According to Technomic, a food industry research and consulting firm, the correctional food-service industry provides the equivalent of $4 billion worth of food each year. “Corrections departments spend at least $12.3 billion on health care, about half of which is provided by private companies. Telephone companies, which can charge up to $25 for a 15-minute call, rake in $1.3 billion annually. The range of for-profit services is extensive, from transport vans to halfway houses, from video visitations to email, from ankle monitors to care packages,” The Nation reported.

Many publicly traded private-prison contractors are also divisions within companies with household names like Amazon, General Electric, and Stanley Black & Decker. In addition, dozens of boutique firms are dipping deep into the corrections-industry well, from Wall Street Prison Consultants, which provides advice to white-collar offenders, to a lawn-mower service that sells only to prisons. “We’ve underestimated the size of the prison-industrial complex,” Tylek said. “Every estimate you’ve seen until now is a conservative one.”

“Before this report, many of the companies involved in the prison industrial complex flew below the radar, often intentionally to avoid the headline risk that comes with profiting off mass incarceration today,” said Bianca Tylek, the executive director for Worth Rises, said in a statement. “This data brings these companies to light and equips advocates with the information needed to challenge them.”

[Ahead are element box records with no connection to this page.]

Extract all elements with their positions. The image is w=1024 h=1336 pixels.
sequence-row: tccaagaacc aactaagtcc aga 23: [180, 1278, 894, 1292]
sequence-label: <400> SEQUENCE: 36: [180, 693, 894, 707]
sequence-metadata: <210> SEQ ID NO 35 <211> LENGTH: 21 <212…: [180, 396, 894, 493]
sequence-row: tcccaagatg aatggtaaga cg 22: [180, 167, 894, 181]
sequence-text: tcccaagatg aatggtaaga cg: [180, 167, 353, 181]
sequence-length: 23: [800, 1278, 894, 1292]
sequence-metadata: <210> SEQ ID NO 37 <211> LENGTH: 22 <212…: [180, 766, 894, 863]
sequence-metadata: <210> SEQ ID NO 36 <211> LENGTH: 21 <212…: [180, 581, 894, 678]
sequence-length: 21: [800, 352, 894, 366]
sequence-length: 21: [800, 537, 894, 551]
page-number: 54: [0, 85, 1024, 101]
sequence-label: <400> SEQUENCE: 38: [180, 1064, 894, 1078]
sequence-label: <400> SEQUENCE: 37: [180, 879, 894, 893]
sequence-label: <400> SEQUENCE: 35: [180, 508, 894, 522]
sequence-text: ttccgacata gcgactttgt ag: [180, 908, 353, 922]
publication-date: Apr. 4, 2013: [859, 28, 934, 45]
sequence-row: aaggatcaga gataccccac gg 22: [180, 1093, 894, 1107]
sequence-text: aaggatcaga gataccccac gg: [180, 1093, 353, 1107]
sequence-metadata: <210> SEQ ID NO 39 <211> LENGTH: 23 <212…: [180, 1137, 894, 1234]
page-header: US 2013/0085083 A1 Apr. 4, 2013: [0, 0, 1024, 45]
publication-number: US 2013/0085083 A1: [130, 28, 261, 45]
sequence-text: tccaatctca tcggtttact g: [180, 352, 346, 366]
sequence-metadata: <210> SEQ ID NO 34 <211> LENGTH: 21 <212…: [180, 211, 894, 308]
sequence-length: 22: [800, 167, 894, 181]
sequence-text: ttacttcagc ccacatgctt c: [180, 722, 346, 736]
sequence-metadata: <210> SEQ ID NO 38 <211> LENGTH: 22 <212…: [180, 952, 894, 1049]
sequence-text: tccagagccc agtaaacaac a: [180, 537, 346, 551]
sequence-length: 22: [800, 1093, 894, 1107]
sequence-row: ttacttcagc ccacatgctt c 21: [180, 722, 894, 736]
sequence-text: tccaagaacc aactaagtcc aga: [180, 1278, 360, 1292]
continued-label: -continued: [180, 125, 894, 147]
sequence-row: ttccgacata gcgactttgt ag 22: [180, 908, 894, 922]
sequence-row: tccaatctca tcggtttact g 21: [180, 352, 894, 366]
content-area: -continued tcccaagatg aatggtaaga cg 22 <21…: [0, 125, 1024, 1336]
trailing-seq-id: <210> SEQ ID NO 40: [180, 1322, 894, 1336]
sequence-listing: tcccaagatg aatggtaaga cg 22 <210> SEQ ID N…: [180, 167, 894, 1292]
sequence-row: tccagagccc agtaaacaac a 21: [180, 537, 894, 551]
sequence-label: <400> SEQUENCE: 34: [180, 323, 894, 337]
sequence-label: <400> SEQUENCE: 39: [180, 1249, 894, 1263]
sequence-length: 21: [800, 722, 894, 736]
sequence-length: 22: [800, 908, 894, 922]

Tylek added: “In publishing this report, we continue to expose the multi-billion-dollar industry built off the vulnerable communities—disproportionately Black, brown, and cash poor—targeted by the criminal legal system.”

And because this is so, many feel it is a violation of the human rights of the imprisoned.

“Today, a handful of privately held companies dominate the correctional-services market, many with troubling records of price gouging some of the poorest families and violating the human rights of prisoners,” The Nation reported.